Hesabım
    Thomas
    BEYAZPERDE ELEŞTİRİSİ
    4,0
    Çok İyi
    Thomas

    Thomas

    Yazar: Funda Sularöz

    Thomas filmini Bursa İpek Yolu Film Festivali'ndeki gösteriminde izleme şansı buldum. Hatta filmi tanıma şansı desek daha doğru olur çünkü bu film, özellikle Thomas karakteriyle bende aklımdan hiç bir zaman çıkmayacak bir etki yarattı. Zaten festivalde Uluslararası Altın Karagöz Uzun Metraj Film Yarışması bölümünde yarıştı ve Thomas karakteriyle en iyi erkek oyuncu ödülünü de aldı. Uluslararası başka festivallerden de ödülle dönen Finlandiya yapımı Thomas; Kuzey insanının doğasının anlatıldığı, hayatının son demlerini yaşayan, dış dünyaya ne kadar karışmak istese de kendi mesafesini aşamayan ve kafasını iç hesaplaşmalarıyla yoran bir adamın hikayesi.

    Thomas, bir apartmanın bodrum katında yalnız yaşayan 80’lerinde olan bir ihtiyardır. Aralarında düzgün bir iletişim olmasa da hayatında son kalan tanıdığı, kardeşi de ölür. Ailesinden kimse de yanında değildir, arkadaşları da zamanla ölüp gitmiştir. Hayat ilerlemiştir ve ona kalan şeyler, sadece radyosundan dinlediği geçmişe ait müzikler ve tek başına oynadığı satrançtır.

    Film, aslında oldukça yavaş ilerleyen klasik bir dram. Oyuncu kadrosu bir elin parmağını geçmiyor, kullanılan mekanlar da çok kısıtlı. Ama yönetmenin ilk uzun metrajlı filmi olmasına rağmen konusuyla, işlenişiyle, oyuncularıyla, sanat ve görüntü yönetmenliğiyle, ışığıyla; yani bütünüyle Thomas'ta her şey o kadar mükemmel bir dengeyle bir araya getirilmiş ki filmden bir an bile kopmanız mümkün değil. Film yavaş ilerlemesine rağmen dramın örgüsü, cevapları bulmayı bekleten bir kurguyla kurulmuş. Adamın yaşadığı iç hesaplaşma, filme yayılarak verilip, film süresi boyunca Thomas'ın başına ne geldi de dış dünyayla aşamadığı mesafeler çoğaldı diye merak ediyorsunuz ve yaşadığı trajediyi filmin sonuna doğru parçaları birleştirerek öğreniyorsunuz.

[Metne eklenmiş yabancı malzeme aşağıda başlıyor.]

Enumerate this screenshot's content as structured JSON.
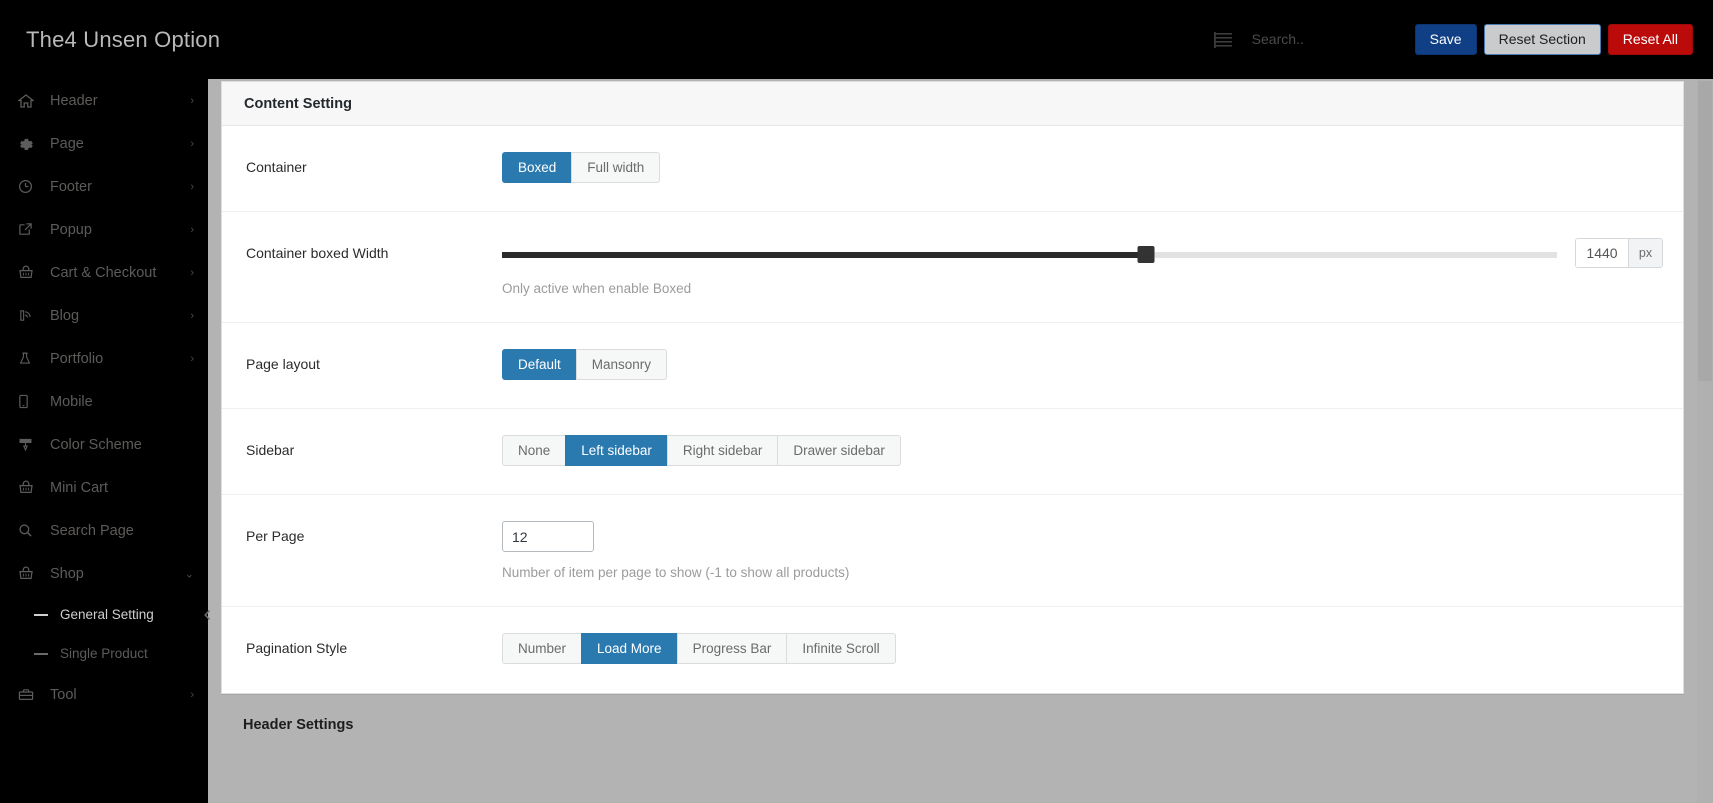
{
  "topbar": {
    "brand": "The4 Unsen Option",
    "expand_icon": "expand-list-icon",
    "search_placeholder": "Search..",
    "search_value": "",
    "save_label": "Save",
    "reset_section_label": "Reset Section",
    "reset_all_label": "Reset All",
    "colors": {
      "background": "#000000",
      "save": "#103f86",
      "reset_section": "#c9cbcd",
      "reset_all": "#bb0a0a"
    }
  },
  "sidebar": {
    "collapse_handle_icon": "chevron-left-icon",
    "items": [
      {
        "label": "Header",
        "icon": "home-icon",
        "chevron": "›",
        "active": false
      },
      {
        "label": "Page",
        "icon": "gear-icon",
        "chevron": "›",
        "active": false
      },
      {
        "label": "Footer",
        "icon": "clock-icon",
        "chevron": "›",
        "active": false
      },
      {
        "label": "Popup",
        "icon": "external-link-icon",
        "chevron": "›",
        "active": false
      },
      {
        "label": "Cart & Checkout",
        "icon": "basket-icon",
        "chevron": "›",
        "active": false
      },
      {
        "label": "Blog",
        "icon": "rss-icon",
        "chevron": "›",
        "active": false
      },
      {
        "label": "Portfolio",
        "icon": "flask-icon",
        "chevron": "›",
        "active": false
      },
      {
        "label": "Mobile",
        "icon": "mobile-icon",
        "chevron": "",
        "active": false
      },
      {
        "label": "Color Scheme",
        "icon": "paint-roller-icon",
        "chevron": "",
        "active": false
      },
      {
        "label": "Mini Cart",
        "icon": "basket-icon",
        "chevron": "",
        "active": false
      },
      {
        "label": "Search Page",
        "icon": "search-icon",
        "chevron": "",
        "active": false
      },
      {
        "label": "Shop",
        "icon": "basket-icon",
        "chevron": "⌄",
        "active": false
      }
    ],
    "sub_items": [
      {
        "label": "General Setting",
        "active": true
      },
      {
        "label": "Single Product",
        "active": false
      }
    ],
    "items_after": [
      {
        "label": "Tool",
        "icon": "toolbox-icon",
        "chevron": "›",
        "active": false
      }
    ]
  },
  "main": {
    "section_title": "Content Setting",
    "sub_section_title": "Header Settings",
    "rows": {
      "container": {
        "label": "Container",
        "options": [
          "Boxed",
          "Full width"
        ],
        "selected": "Boxed"
      },
      "container_width": {
        "label": "Container boxed Width",
        "value": "1440",
        "unit": "px",
        "help": "Only active when enable Boxed",
        "slider_percent": 61
      },
      "page_layout": {
        "label": "Page layout",
        "options": [
          "Default",
          "Mansonry"
        ],
        "selected": "Default"
      },
      "sidebar": {
        "label": "Sidebar",
        "options": [
          "None",
          "Left sidebar",
          "Right sidebar",
          "Drawer sidebar"
        ],
        "selected": "Left sidebar"
      },
      "per_page": {
        "label": "Per Page",
        "value": "12",
        "help": "Number of item per page to show (-1 to show all products)"
      },
      "pagination_style": {
        "label": "Pagination Style",
        "options": [
          "Number",
          "Load More",
          "Progress Bar",
          "Infinite Scroll"
        ],
        "selected": "Load More"
      }
    }
  }
}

    Filmin geneline yedirilmiş gülümseten sahneler de filmin başka bir albenisini oluşturuyor. Çünkü insan denen varlığın, yaşı kaç olursa olsun, doğası gereği arzuları, istekleri var ve bu da kimi zaman mimikle kimi zaman akıldan geçen bir düşünceyle ortaya çıkar. İnsani özelliklerin Thomas’ta ortaya çıkışı, filmin doğal akışında filmi daha çekici kılan bir unsur olarak kullanılmış.

    Dramla traji komik durumların bir aradalığı da Thomas'ı bir insan olarak tüm yönleriyle karşımıza dikiyor ve karakteri izleyiciye kurdurduğu empatiyle sahiplendiriyor. Tabii buna en büyük etken Finlandiya’nın en büyük oyuncularından olan Lasse Pöysti’nin gözleri kamaştıran oyunculuğunun etkisi de büyük. Onu izlerken, ona sarılmak istedim, bir dede gibi sahiplenmek, kırgınlığında dizine yatmak, kızgınlığında karşısında şımarıp derininde olan duyarlı insanı ortaya çıkarmak istedim.

    Sonuç olarak aslında kişiliklerin, iklimlerin ötesinde zamana ayak uyduramayan, yalnızlaşan modern zaman insanı olarak çoğumuzun bilmediği yaşlılık evresini bile Thomas, insanın kendi hayatında düşündürüyor; yeri geliyor korkutuyor, yeri geliyor kendi hesaplaşmalarına götürüyor. Ben bu filmi bütünüyle çok sevdim. İnsan sevdiğinin eksiklerini göremez ya, benim de bu film için gözüm kararmış durumda.